Not all the results from that paper are negative. The paper has careful analysis that tries to find the reason why SAEs aren’t better on trained transformer models. One of the findings is that they are better on small neural networks where which concepts are in the inputs is known.
It seems like they’re more likely showing that auto-interpretability is still pretty bad. I also think auto-interpretability has promise, because it is bottlenecked by AI writing specific descriptions and that will get better.
The inflection point seemed to be when the Google Deepmind interpretability team wrote that they were disappointed with SAEs, were stopping work on them and starting to work on probes instead.
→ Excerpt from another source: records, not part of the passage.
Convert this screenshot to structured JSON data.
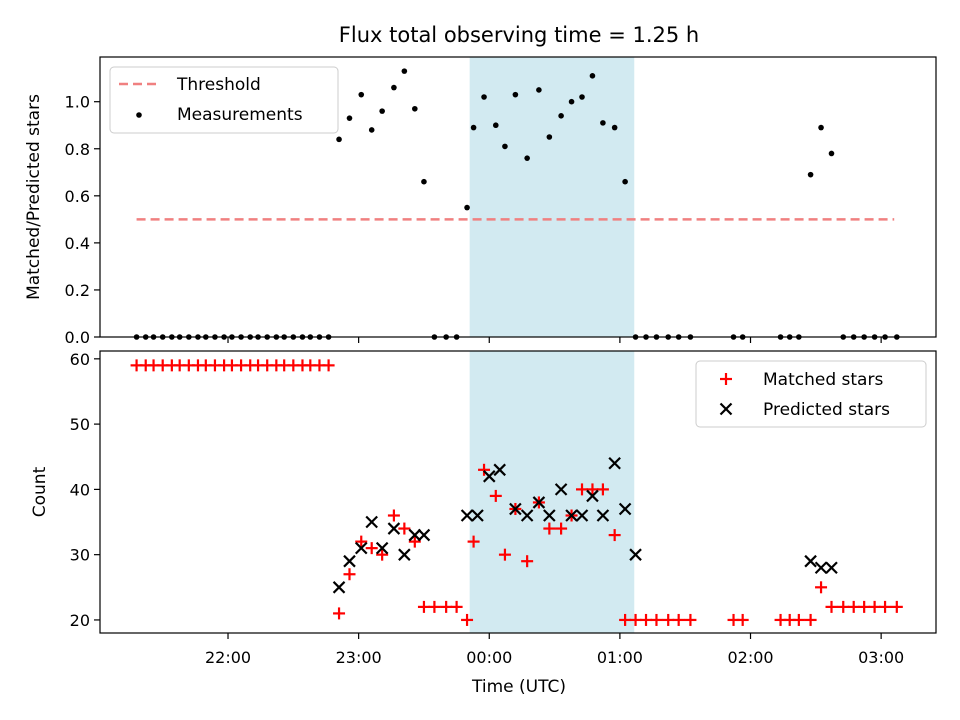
{
  "title": "Flux total observing time = 1.25 h",
  "colors": {
    "threshold": "#f08080",
    "measurement": "#000000",
    "matched": "#ff0000",
    "predicted": "#000000",
    "shade": "#add8e6"
  },
  "chart_data": [
    {
      "type": "scatter",
      "id": "top",
      "ylabel": "Matched/Predicted stars",
      "ylim": [
        0.0,
        1.19
      ],
      "yticks": [
        0.0,
        0.2,
        0.4,
        0.6,
        0.8,
        1.0
      ],
      "ytick_labels": [
        "0.0",
        "0.2",
        "0.4",
        "0.6",
        "0.8",
        "1.0"
      ],
      "xlim_hours": [
        21.02,
        27.42
      ],
      "xticks_hours": [
        22,
        23,
        24,
        25,
        26,
        27
      ],
      "shaded_span_hours": [
        23.85,
        25.11
      ],
      "legend": {
        "placement": "top-left",
        "entries": [
          "Threshold",
          "Measurements"
        ]
      },
      "threshold": {
        "name": "Threshold",
        "value": 0.5,
        "x_range_hours": [
          21.3,
          27.1
        ]
      },
      "measurements": {
        "name": "Measurements",
        "x_hours": [
          21.3,
          21.37,
          21.43,
          21.5,
          21.57,
          21.63,
          21.7,
          21.77,
          21.83,
          21.9,
          21.97,
          22.03,
          22.1,
          22.17,
          22.23,
          22.3,
          22.37,
          22.43,
          22.5,
          22.57,
          22.63,
          22.7,
          22.77,
          22.85,
          22.93,
          23.02,
          23.1,
          23.18,
          23.27,
          23.35,
          23.43,
          23.5,
          23.58,
          23.67,
          23.75,
          23.83,
          23.88,
          23.96,
          24.05,
          24.12,
          24.2,
          24.29,
          24.38,
          24.46,
          24.55,
          24.63,
          24.71,
          24.79,
          24.87,
          24.96,
          25.04,
          25.12,
          25.2,
          25.28,
          25.37,
          25.45,
          25.54,
          25.87,
          25.94,
          26.23,
          26.3,
          26.37,
          26.46,
          26.54,
          26.62,
          26.71,
          26.79,
          26.87,
          26.95,
          27.03,
          27.12
        ],
        "y": [
          0,
          0,
          0,
          0,
          0,
          0,
          0,
          0,
          0,
          0,
          0,
          0,
          0,
          0,
          0,
          0,
          0,
          0,
          0,
          0,
          0,
          0,
          0,
          0.84,
          0.93,
          1.03,
          0.88,
          0.96,
          1.06,
          1.13,
          0.97,
          0.66,
          0,
          0,
          0,
          0.55,
          0.89,
          1.02,
          0.9,
          0.81,
          1.03,
          0.76,
          1.05,
          0.85,
          0.94,
          1.0,
          1.02,
          1.11,
          0.91,
          0.89,
          0.66,
          0,
          0,
          0,
          0,
          0,
          0,
          0,
          0,
          0,
          0,
          0,
          0.69,
          0.89,
          0.78,
          0,
          0,
          0,
          0,
          0,
          0
        ]
      }
    },
    {
      "type": "scatter",
      "id": "bottom",
      "ylabel": "Count",
      "xlabel": "Time (UTC)",
      "ylim": [
        18,
        61.2
      ],
      "yticks": [
        20,
        30,
        40,
        50,
        60
      ],
      "ytick_labels": [
        "20",
        "30",
        "40",
        "50",
        "60"
      ],
      "xlim_hours": [
        21.02,
        27.42
      ],
      "xticks_hours": [
        22,
        23,
        24,
        25,
        26,
        27
      ],
      "xtick_labels": [
        "22:00",
        "23:00",
        "00:00",
        "01:00",
        "02:00",
        "03:00"
      ],
      "shaded_span_hours": [
        23.85,
        25.11
      ],
      "legend": {
        "placement": "top-right",
        "entries": [
          "Matched stars",
          "Predicted stars"
        ]
      },
      "matched": {
        "name": "Matched stars",
        "x_hours": [
          21.3,
          21.37,
          21.43,
          21.5,
          21.57,
          21.63,
          21.7,
          21.77,
          21.83,
          21.9,
          21.97,
          22.03,
          22.1,
          22.17,
          22.23,
          22.3,
          22.37,
          22.43,
          22.5,
          22.57,
          22.63,
          22.7,
          22.77,
          22.85,
          22.93,
          23.02,
          23.1,
          23.18,
          23.27,
          23.35,
          23.43,
          23.5,
          23.58,
          23.67,
          23.75,
          23.83,
          23.88,
          23.96,
          24.05,
          24.12,
          24.2,
          24.29,
          24.38,
          24.46,
          24.55,
          24.63,
          24.71,
          24.79,
          24.87,
          24.96,
          25.04,
          25.12,
          25.2,
          25.28,
          25.37,
          25.45,
          25.54,
          25.87,
          25.94,
          26.23,
          26.3,
          26.37,
          26.46,
          26.54,
          26.62,
          26.71,
          26.79,
          26.87,
          26.95,
          27.03,
          27.12
        ],
        "y": [
          59,
          59,
          59,
          59,
          59,
          59,
          59,
          59,
          59,
          59,
          59,
          59,
          59,
          59,
          59,
          59,
          59,
          59,
          59,
          59,
          59,
          59,
          59,
          21,
          27,
          32,
          31,
          30,
          36,
          34,
          32,
          22,
          22,
          22,
          22,
          20,
          32,
          43,
          39,
          30,
          37,
          29,
          38,
          34,
          34,
          36,
          40,
          40,
          40,
          33,
          20,
          20,
          20,
          20,
          20,
          20,
          20,
          20,
          20,
          20,
          20,
          20,
          20,
          25,
          22,
          22,
          22,
          22,
          22,
          22,
          22
        ]
      },
      "predicted": {
        "name": "Predicted stars",
        "x_hours": [
          22.85,
          22.93,
          23.02,
          23.1,
          23.18,
          23.27,
          23.35,
          23.43,
          23.5,
          23.83,
          23.91,
          24.0,
          24.08,
          24.2,
          24.29,
          24.38,
          24.46,
          24.55,
          24.63,
          24.71,
          24.79,
          24.87,
          24.96,
          25.04,
          25.12,
          26.46,
          26.54,
          26.62
        ],
        "y": [
          25,
          29,
          31,
          35,
          31,
          34,
          30,
          33,
          33,
          36,
          36,
          42,
          43,
          37,
          36,
          38,
          36,
          40,
          36,
          36,
          39,
          36,
          44,
          37,
          30,
          29,
          28,
          28
        ]
      }
    }
  ]
}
(Probes are also linear features, just like SAE concepts. They’re trained with logistic regression to predict particular simple labels. They work incredibly well at e.g. detecting strategic lies.)
SAEs work decently well
They work OK for finding concepts. Many things they find are uninterpretable, but a good portion of them are interpretable!
Thanks to Sam Marks’ work, it’s possible to investigate circuits based on SAE values, even though they do not explain the residual very well.
The trick is to add an “error” node that contains the difference between the SAE and the model, and the residual is these two things added
If your circuit is well described by what the SAE predicts, you’ll see that the error node doesn’t belong in the circuit. If your SAE isn’t capturing the relevant features very well, then you can see that the error node is very important and definitely belongs in the circuit.
This is what Anthropic used for the large number of circuits they investigated in “On the biology of a large language model”.
We started running “top-k prediction” evaluations (SAEBench), where all the SAE features are tested to see if they predict something simple, like whether a word starts with A.
Many of the simple concepts are well predicted by some SAE feature.
There is hope for better SAEs
Here are some ways in which SAEs can improve.
SAEs rely on the linear + superposition model of concepts, posited by “Toy models of superposition”. Perhaps once we find an alternative model for concept representation in LLMs, they’ll just start working. For example, the Minkowski representation hypothesis; that features are intermediate points between archetypes, rather than linear directions.
Myself, I think that we need to lock in on engineering and try lots of different things. For example:
Use previous tokens to decide what latents to choose
Perhaps the model uses previous concepts to check in this residual. We could use the attention weights from the model itself, and just train an adapter to do SAE selection.
Try various things to optimize the crazy array of latents. For example, reinforcement learning on choosing which latents to sample.
What if we kept adding latents and ruthlessly discarding the ones that don’t work? This doesn’t work as well as ghost grads when optimizing the latents with gradient descent directly, without RL; but could work if we’re upweighing things that work well and downweighing things that work less well, as policy gradient methods do.
This is because I worked with small recurrent neural networks, not large transformers, so we could do manual analysis (which is still better, but is too expensive at scale).